L'errore da non fare
L'errore più frequente è stendere l'impasto troppo spesso o troppo sottile. Se è troppo spesso, i culurzones diventano pesanti e gommosi; se è troppo sottile, si rompono durante il riempimento e la cottura. Stendi sempre a circa 1-2 millimetri di spessore, come una sfoglia di pasta fresca standard. Un secondo errore comune è usare un ripieno troppo bagnato: la carne appena macinata e il formaggio fresco possono contenere molta umidità, che causa la rottura della pasta durante la bollitura. Asciuga bene la carne prima di mescolarla e, se necessario, aggiungi un cucchiaio di pangrattato.
I nostri consigli
- I culurzones cotti si conservano in frigorifero in un contenitore ermetico con il sugo per 3-4 giorni. Si riscaldano a bagnomaria dolce senza farli rimescolare troppo, che li rompe.
- Puoi preparare i culurzones in anticipo e congelarli crudi su un vassoio infarinato per 2 ore, poi trasferirli in un sacchetto freezer. Si conservano fino a 2 mesi e si cuociono direttamente da congelati, aggiungendo 3-4 minuti al tempo di cottura.
- Variante regionale: in alcune zone della Sardegna il ripieno include anche uvetta sultanina e pinoli, che creano un contrasto ancora più marcato tra dolce e salato.
- Abbinamento: serve benissimo con un vino rosso leggero come un Cannonau sardo o un Barbera, che bilancia la ricchezza del ripieno con l'acidità.
Quando prepararla
I culurzones sono un piatto che sta bene tutto l'anno, perché unisce il comfort di una pasta ripiena con la leggerezza di un sugo di pomodoro non troppo pesante.
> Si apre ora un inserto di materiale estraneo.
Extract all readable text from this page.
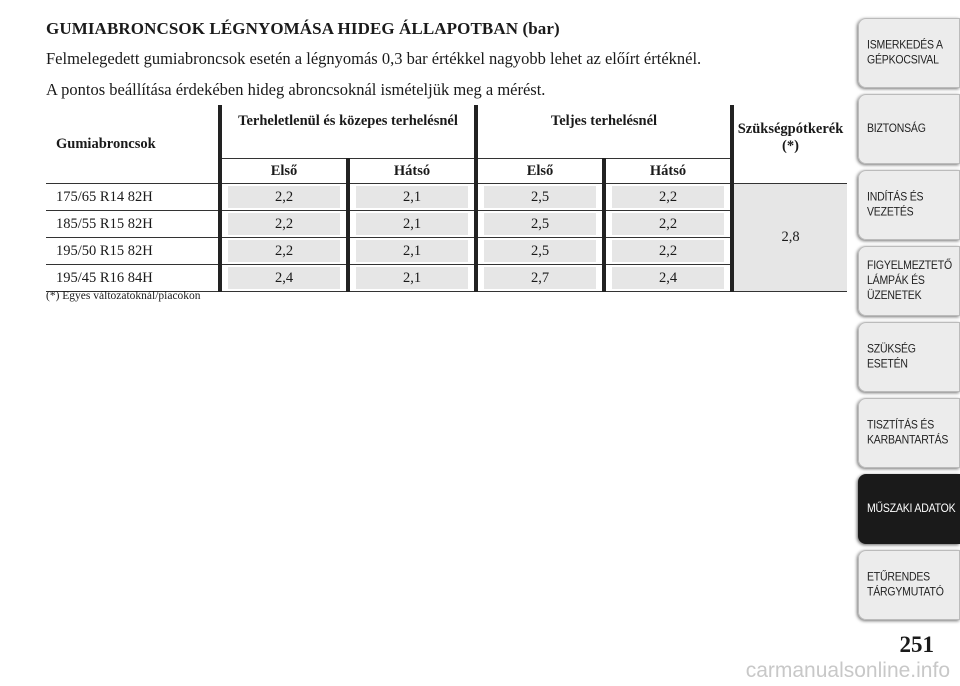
GUMIABRONCSOK LÉGNYOMÁSA HIDEG ÁLLAPOTBAN (bar)
Felmelegedett gumiabroncsok esetén a légnyomás 0,3 bar értékkel nagyobb lehet az előírt értéknél.
A pontos beállítása érdekében hideg abroncsoknál ismételjük meg a mérést.
Gumiabroncsok	Terheletlenül és közepes terhelésnél		Teljes terhelésnél		Szükségpótkerék (*)
	Első	Hátsó	Első	Hátsó	
175/65 R14 82H	2,2	2,1	2,5	2,2	2,8
185/55 R15 82H	2,2	2,1	2,5	2,2	

195/50 R15 82H	2,2	2,1	2,5	2,2	

195/45 R16 84H	2,4	2,1	2,7	2,4	
(*) Egyes változatoknál/piacokon
ISMERKEDÉS A
GÉPKOCSIVAL
BIZTONSÁG
INDÍTÁS ÉS
VEZETÉS
FIGYELMEZTETŐ
LÁMPÁK ÉS
ÜZENETEK
SZÜKSÉG ESETÉN
TISZTÍTÁS ÉS
KARBANTARTÁS
MŰSZAKI ADATOK
ETŰRENDES
TÁRGYMUTATÓ
251
carmanualsonline.info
La migliore stagione è l'autunno e l'inverno, quando i pomodori passati mantengono il loro aroma concentrato e il caldo di un piatto fumante è più gradito. Si preparano spesso durante le festività familiari in Sardegna, ma non è un piatto vincolato a occasioni specifiche.
Domande frequenti
- Posso usare carne di maiale invece che di vitello? Sì, la tradizione sarda accetta anche la carne di maiale macinata, che dà un ripieno leggermente più saporito. Usa un taglio magro come la spalla.
- Che tipo di menta devo usare? La menta piperita secca va bene, ma quella fresca è migliore perché mantiene l'aroma più vivace. Se usi quella secca, dimezza la dose.
- Devo necessariamente mettere lo zucchero nell'impasto? Lo zucchero in minima quantità è una caratteristica che contraddistingue il culurzones dai ravioli comuni. Se lo ometti completamente, il piatto perde parte della sua identità, ma puoi ridurne la quantità a 5 grammi se preferisci un risultato meno dolce.
- Posso usare un ripieno vegetariano? No, il culurzones è un piatto nato con la carne come ingrediente principale. Se preferisci una pasta ripiena vegetariana, scegli altre ricette della tradizione sarda come i ravioli con ricotta e spinaci.